Capitaine en 1792, il est lieutenant-colonel moins de six mois plus tard, l’avancement étant très rapide en cette période. Servant dans l’armée du Nord puis dans celle du général Kellermann, il participe le 20 septembre à la bataille de Valmy qui sauve la France et la Révolution. Chef de brigade en octobre suivant, il est nommé général de brigade le 8 mars 1793, mais est suspendu de ses fonctions quelques temps après car il est noble. Il n’en participe pas moins à la bataille de Kaiserlautern le 30 novembre durant laquelle il protège la retraite de l’armée française.
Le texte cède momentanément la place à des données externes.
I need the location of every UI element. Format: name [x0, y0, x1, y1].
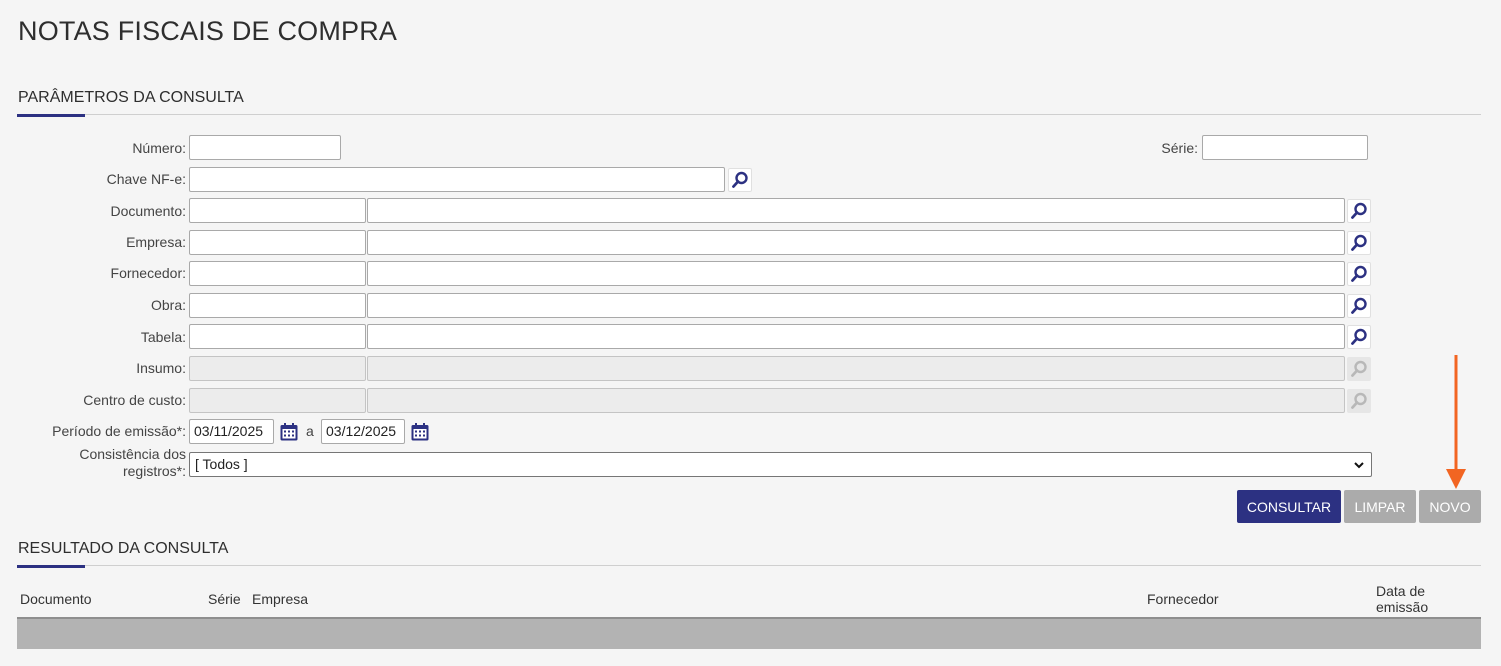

Arrêté et emprisonné, il ne doit son salut qu’à la mort de Robespierre. A sa libération, il est autorisé à prendre sa retraite en septembre 1794. Réintégré néanmoins dans l’armée, en avril 1795, il sert, toujours comme général de brigade, à l’armée des Côtes de Cherbourg sous Aubert-Dubayet et Hoche avant de prendre le commandement de l’armée de Brest en décembre 1795 avec le grade de général de division. Il participe ainsi aux guerres que mène la République contre les Vendéens en révolte. Chef d’état-major de Hoche à l’armée des Côtes de l’Océan, il devient ensuite commandant de plusieurs divisions militaires de l’Ouest.
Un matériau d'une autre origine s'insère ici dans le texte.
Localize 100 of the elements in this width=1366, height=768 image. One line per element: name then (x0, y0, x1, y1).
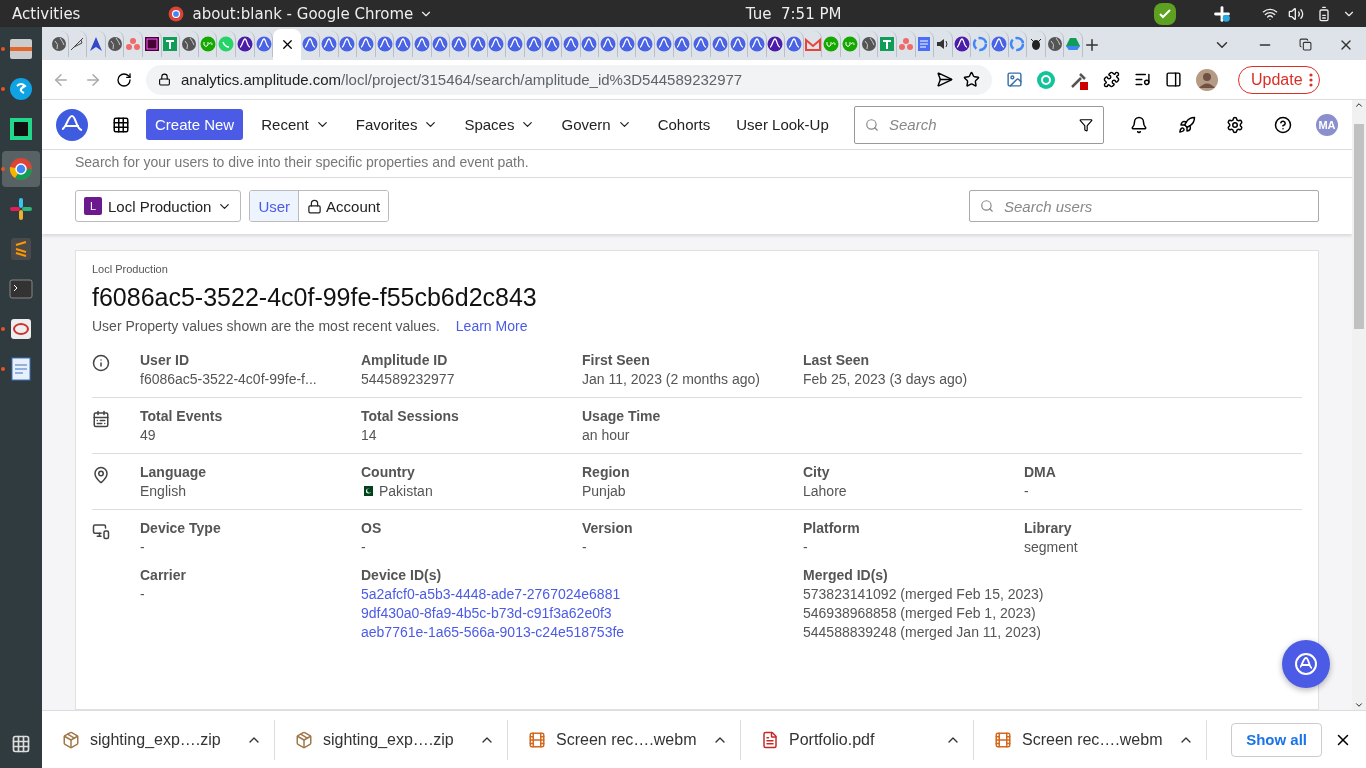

Ses qualités de négociateur étant reconnues, il est nommé en juillet 1797 agent civil et militaire à Saint-Domingue. Il y représente le gouvernement français. Il débarque dans l’île en mars 1798. Son emploi est essentiellement civil : il doit faire appliquer les ordres de Paris, assurer la tranquillité publique, combattre les Anglais et prendre possession de la partie espagnole de l’île. Néanmoins, sa mission échoue, à cause de l’hostilité des généraux noirs et de leur général en chef, Toussaint-Louverture, et il rentre en France en 1799. Employé à l’armée d’Angleterre puis à l’armée de l’Ouest, il met un terme à la guerre qui y sévit et négocie la paix de Montfaucon-sur-Moine le 18 janvier 1800.

Nommé ambassadeur de France en Russie, il reste en poste du 9 février 1803 au 14 mai 1804. A son retour en France, il est fait grand-officier de la Légion d’honneur puis chambellan de l’Empereur en février 1805 avant de devenir chevalier d’honneur de l’impératrice Joséphine. Il entre également au Sénat conservateur. Le 6 juin, il devient ambassadeur extraordinaire dans les principautés de Lucques et de Piombino que dirige Elisa, la sœur de Napoléon. Avec la campagne militaire qui s’annonce, il suit la Grande Armée durant les années 1805 à 1807, devient gouverneur de Linz, chef d’état-major de Jérôme Bonaparte, occupe Dresde, participe aux opérations en Silésie et reçoit la capitulation de la ville de Breslau en janvier 1807. Peu après, le 15 août, il est mis à la retraite. Créé comte d’Empire en juin 1808, il est encore nommé ministre plénipotentiaire auprès du grand-duc de Francfort en 1809, puis commandant la 11e division militaire à Bayonne afin de pourvoir à la défense de la frontière et à l’approvisionnement des troupes engagées en Espagne. En mai 1810, il est autorisé à quitter son poste et à réintégrer le Sénat. En 1812, il est encore chargé d’organiser les gardes nationales dans la 30e division militaire de Rome.

Monarchiste, il vote la déchéance de Napoléon en avril 1814 et sert le régime des Bourbons ; il est fait pair de France le 4 juin et chevalier de Saint-Louis le 27. Sous les Cent-Jours, il s’abstient de toute activité politique et retrouve son siège de pair de France au retour des Bourbons. Il vote la mort du maréchal Ney et règle les différends de la France au sujet du grand-duché de Varsovie en 1818-1819.

Il avait épousé en 1795, la sœur du général Randon Dulaulois, Louise Charlotte, puis en 1799, Charlotte Ernestine de Courbon dont il eut trois enfants dont un mort en bas âge. Il décède dans son château de La Fontaine à Vaugrigneuse (département de l’Essonne) le 30 mars 1825.